A news item which resonated for me last week was one picked up by myriad telecoms blogs and news portals, orginiating, I believe from this Reuters report. This was widely covered, so I won't repeat every detail here. To summarise, the story concerns a Nokia store in India being attacked by protestors enraged by the fact that the handset maker's mapping software shows Indian-claimed Kashmir as being within the borders of Pakistan. I was immediately reminded of a similar problem experienced by the Com World Series team. Some time ago, brochures were designed to promote our annual India & South Asia region event. One graphic element of the brochure was a map of the region from which delegates were to be gathered. The designer unwittingly committed much the same faux pas with regard to Kashmir as Nokia's mappers seem to have done. A contact in India was kind enough to point this out before the brochures were put in the mail - but once they had been printed... you live and learn...

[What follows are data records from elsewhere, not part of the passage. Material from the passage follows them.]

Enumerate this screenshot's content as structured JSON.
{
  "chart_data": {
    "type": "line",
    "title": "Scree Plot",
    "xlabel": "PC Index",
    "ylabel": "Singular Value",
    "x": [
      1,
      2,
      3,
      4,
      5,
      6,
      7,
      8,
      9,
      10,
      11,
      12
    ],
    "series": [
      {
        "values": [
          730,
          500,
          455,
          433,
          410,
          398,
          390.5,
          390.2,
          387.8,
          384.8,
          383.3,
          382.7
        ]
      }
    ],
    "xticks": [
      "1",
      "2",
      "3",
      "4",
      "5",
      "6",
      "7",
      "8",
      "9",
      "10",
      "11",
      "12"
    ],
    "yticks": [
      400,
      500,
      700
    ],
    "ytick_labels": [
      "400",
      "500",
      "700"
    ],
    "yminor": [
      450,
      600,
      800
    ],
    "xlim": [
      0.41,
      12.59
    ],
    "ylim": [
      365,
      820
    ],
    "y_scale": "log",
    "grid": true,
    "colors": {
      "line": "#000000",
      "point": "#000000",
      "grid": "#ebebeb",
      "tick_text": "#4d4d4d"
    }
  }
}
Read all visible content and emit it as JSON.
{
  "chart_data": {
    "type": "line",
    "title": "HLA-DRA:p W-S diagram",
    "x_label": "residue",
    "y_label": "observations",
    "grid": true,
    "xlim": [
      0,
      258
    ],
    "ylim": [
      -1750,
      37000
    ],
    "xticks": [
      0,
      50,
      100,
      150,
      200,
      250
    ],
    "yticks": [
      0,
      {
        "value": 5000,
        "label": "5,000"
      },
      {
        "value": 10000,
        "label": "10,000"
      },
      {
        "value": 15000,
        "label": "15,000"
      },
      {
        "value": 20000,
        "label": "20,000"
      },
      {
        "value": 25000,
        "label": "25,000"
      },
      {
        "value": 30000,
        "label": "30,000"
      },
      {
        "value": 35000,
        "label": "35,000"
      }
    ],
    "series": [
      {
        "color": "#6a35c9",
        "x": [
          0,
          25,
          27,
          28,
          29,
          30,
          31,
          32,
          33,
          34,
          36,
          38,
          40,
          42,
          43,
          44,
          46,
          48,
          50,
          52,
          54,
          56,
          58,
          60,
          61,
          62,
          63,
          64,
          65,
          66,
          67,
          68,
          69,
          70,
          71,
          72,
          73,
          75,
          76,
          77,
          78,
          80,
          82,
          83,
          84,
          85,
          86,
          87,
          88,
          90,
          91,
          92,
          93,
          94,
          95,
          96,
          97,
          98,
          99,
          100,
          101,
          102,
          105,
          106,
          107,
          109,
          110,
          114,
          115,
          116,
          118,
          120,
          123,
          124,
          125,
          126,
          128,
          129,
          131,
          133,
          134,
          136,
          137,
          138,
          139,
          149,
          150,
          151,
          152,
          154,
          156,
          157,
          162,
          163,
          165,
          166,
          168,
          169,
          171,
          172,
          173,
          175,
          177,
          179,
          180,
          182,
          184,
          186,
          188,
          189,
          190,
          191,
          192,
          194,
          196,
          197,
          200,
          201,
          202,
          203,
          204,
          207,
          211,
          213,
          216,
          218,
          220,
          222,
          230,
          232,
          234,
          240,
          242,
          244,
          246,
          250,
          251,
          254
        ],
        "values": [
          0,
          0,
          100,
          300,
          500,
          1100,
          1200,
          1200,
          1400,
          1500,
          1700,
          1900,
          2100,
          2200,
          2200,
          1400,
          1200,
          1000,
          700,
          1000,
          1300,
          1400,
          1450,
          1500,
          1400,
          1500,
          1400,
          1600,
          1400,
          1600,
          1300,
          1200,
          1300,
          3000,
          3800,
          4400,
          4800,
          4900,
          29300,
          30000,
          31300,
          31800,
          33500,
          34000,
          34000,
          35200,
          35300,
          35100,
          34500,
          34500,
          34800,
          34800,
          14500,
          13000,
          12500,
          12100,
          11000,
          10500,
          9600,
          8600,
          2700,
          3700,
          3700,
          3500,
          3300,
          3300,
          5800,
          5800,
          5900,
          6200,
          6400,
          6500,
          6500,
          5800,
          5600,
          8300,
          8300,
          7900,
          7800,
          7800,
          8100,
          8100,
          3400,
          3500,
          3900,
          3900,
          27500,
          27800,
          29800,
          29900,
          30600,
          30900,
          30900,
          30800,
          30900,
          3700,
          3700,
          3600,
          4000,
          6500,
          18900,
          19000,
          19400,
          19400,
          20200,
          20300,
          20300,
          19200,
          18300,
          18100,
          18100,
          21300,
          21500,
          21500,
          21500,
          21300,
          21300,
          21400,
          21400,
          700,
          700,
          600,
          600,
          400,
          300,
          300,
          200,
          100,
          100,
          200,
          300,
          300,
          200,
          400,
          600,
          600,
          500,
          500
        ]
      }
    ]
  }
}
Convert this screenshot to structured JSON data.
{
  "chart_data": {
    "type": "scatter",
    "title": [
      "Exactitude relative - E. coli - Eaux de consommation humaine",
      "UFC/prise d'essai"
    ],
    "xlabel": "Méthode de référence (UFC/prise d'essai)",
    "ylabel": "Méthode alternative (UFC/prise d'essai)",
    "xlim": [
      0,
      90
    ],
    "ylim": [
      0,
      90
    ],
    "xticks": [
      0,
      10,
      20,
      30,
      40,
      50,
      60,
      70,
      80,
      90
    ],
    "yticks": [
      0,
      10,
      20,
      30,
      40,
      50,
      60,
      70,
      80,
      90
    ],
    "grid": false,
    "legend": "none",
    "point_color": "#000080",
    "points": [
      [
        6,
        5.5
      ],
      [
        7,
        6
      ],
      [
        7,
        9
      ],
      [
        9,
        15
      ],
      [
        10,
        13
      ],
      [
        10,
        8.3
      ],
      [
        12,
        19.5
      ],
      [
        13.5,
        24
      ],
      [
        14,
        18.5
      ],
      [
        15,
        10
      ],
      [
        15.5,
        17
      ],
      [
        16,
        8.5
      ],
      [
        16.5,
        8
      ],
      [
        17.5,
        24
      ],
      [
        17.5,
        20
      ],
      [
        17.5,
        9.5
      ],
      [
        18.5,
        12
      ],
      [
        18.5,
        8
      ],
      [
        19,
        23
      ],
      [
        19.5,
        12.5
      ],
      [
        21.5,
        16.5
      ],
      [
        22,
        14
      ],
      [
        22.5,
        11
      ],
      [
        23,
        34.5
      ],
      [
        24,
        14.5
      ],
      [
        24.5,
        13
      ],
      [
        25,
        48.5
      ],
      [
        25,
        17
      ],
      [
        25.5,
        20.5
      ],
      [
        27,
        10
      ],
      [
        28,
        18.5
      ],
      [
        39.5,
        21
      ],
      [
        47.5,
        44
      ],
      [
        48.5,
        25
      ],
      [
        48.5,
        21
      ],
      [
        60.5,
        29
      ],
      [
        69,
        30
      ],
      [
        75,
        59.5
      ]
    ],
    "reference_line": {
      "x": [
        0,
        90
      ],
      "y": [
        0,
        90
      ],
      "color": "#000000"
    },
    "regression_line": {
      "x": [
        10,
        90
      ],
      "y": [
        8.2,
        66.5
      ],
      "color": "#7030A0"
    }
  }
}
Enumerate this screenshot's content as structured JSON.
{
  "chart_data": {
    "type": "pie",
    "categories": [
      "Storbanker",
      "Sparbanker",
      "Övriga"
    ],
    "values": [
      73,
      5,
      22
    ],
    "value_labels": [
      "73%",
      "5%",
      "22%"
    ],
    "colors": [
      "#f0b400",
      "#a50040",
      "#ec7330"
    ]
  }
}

Last week's Reuters story notes that "political sensitivities are an increasing problem for map making software vendors - such as how to deal with disputed borders or even national claims on areas such as Taiwan or Cyprus", going on to add that "back in 2001, Panasonic had a 12 month ban import imposed on it for selling phones in China which listed Taiwan as a separate country on the internal phonebook."

Our business has faced more serious and more costly problems than that in 2008. For example, the 2009 iteration of the India & South Asia conference, which was meant to take place early in the new year, has been pushed back to May as a result of the recent terrorist attack on Mumbai, the host city for the event. This is not without precedent. Earlier this year, our East Africa Com event was shifted from Nairobi to Dar es Salaam as a result of the unrest in Kenya following on from the disputed election results of December 2007.

On my own travels, I was lucky enough to spend a couple of weeks roaming around South America this year, working to boost attendance at our annual Americas Com event. One stop on the tour was Bolivia, where I visited operators in two cities, Santa Cruz and Cochabamba. In both of these, we could not fail to notice signs of the differences over the exploitation of energy resources which underlie recurring political crises. My understanding is that there exists a resultant desire for greater autonomy for some of the country's regions. We saw a demonstration in one city and plenty of related grafitti in the other.

These observations notwithstanding, I am choosing to face 2009 with determination to overcome any obstacles to my own aims which created by economic turmoil and political conditions. This is made easier by the great spirit and good fellowship I find among many, many telecoms people worldwide who face far greater levels of challenge than I or my team ever have to detal with. On that note, I wish you all a Happy New Year.